Hart Island, Nation’s Largest Public Cemetery, to Become a Public Park

Cemeteries DISCOVER Funeral Industry News November 4, 2021
Hart Island
Diana Ionescu

Diana is a writer and urbanist based in Los Angeles. Her interests include modern grief rituals, innovative disposition methods, and navigating death and mourning in an increasingly secular society.


Hart Island, Nation’s Largest Public Cemetery, to Become a Public Park

First used as a public cemetery for unclaimed and unidentified bodies in 1869, New York’s Hart Island, home to the remains of over one million people and the nation’s largest public cemetery, has a long-held reputation as the final resting place for the unidentified, the poor, and victims of epidemics like the 1918 flu pandemic and the AIDS crisis. Unlike the other islands surrounding New York City, Hart Island has not experienced the same revitalization as its neighbors such as Roosevelt Island and Governor’s Island, which now bustle with luxury residences, festivals, and summer camp facilities. Long inaccessible to the general public, Hart Island may soon get a new life as a public park

COVID-19, AIDS, and the Unidentified

The island was also used as a quarantine station and jail prior to the construction of Rikers Island. According to the New York City Council’s website, “[t]he first people identified as AIDS victims were buried on Hart Island in 1985.” In a time when the disease was still poorly understood, the bodies “were buried in an isolated area away from the remains of other individuals, in deep individual graves, under several feet of dirt instead of the typical three.”

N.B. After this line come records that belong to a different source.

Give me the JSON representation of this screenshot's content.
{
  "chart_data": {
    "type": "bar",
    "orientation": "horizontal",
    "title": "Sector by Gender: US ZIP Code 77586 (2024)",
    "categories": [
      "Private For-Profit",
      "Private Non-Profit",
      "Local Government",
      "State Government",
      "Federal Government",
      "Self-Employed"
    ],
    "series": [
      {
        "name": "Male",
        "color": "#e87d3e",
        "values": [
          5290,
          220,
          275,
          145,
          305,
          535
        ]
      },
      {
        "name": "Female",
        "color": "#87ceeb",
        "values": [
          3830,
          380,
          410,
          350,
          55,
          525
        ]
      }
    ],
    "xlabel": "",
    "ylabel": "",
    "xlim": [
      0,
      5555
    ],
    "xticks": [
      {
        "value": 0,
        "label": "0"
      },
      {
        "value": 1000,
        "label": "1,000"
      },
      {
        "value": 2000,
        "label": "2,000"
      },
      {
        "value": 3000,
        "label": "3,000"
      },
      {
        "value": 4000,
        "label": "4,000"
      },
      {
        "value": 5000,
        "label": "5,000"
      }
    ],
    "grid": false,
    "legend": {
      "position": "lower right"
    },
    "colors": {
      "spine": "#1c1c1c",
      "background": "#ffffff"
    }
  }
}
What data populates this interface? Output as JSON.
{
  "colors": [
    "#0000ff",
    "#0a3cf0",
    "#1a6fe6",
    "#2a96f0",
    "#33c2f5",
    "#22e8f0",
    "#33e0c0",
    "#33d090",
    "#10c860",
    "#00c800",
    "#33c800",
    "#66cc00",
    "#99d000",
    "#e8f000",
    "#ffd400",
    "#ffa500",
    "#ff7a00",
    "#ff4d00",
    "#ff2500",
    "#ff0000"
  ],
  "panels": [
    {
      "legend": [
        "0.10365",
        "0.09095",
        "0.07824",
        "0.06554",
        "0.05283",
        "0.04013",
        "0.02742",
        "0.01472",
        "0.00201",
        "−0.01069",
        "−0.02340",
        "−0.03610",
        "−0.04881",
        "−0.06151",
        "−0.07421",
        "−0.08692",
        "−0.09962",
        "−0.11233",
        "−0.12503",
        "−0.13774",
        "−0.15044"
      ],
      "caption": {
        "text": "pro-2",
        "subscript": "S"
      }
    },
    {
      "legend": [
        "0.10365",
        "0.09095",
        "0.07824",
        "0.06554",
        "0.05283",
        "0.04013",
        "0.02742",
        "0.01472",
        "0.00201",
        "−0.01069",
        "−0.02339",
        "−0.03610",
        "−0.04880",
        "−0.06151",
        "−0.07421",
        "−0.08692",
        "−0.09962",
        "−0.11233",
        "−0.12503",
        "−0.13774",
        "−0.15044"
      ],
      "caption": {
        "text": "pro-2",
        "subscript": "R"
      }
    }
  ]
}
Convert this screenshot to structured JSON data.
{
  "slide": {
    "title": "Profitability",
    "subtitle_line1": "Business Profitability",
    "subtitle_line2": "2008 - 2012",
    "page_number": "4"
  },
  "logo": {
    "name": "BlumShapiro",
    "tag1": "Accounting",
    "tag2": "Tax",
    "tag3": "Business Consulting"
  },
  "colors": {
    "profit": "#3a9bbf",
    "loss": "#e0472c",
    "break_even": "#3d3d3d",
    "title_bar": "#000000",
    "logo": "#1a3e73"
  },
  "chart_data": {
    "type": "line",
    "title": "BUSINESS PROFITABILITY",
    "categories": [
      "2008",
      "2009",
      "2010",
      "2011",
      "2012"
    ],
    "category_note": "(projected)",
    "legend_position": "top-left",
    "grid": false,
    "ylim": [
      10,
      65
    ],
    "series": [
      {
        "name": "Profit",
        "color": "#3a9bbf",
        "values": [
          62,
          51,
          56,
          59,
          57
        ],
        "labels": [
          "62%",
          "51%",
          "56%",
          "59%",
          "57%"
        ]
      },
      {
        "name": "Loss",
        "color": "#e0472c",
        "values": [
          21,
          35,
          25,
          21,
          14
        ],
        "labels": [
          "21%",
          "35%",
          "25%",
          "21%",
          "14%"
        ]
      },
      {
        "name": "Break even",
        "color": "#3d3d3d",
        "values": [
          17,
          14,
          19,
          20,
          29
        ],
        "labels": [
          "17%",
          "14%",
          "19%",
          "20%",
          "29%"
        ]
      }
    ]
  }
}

During the height of the COVID-19 pandemic, as many as ten percent of New York’s COVID victims–around 2,300 people–were buried in the island’s mass graves. The shocking images of long trenches filled with the caskets of COVID victims brought to light the long history of the island as the last resting place for many in marginalized communities. Burials on the island were performed by inmates from Rikers Island until April of this year.

Thanks to the work of activists and family members, most of the bodies buried on Hart Island have now been identified. The Hart Island Project maintains a database of burials, which encourages relatives and researchers to add information about unknown burials. The project also helped family members gain limited visitation rights in 2014. Between 2014 and this year, family members and other approved visitors to the island had to fit their visits within tightly regulated, predetermined schedules, following a strict set of rules that included a prohibition on photography. 

Changing of the Guard

After years of being managed by the state’s Department of Corrections, Hart Island was handed over to the city’s Parks Department last month. Now, the department is working on plans to transform the island into a more accessible public amenity. Advocates hope to see the island developed in a way that honors the memory of the known and unknown dead and pays homage to the history layered in Hart Island’s mass graves. 

The Parks department says they are still “determining what public access looks like post-pandemic,” weighing plans to increase public access with the need to maintain the island’s role as an active municipal cemetery.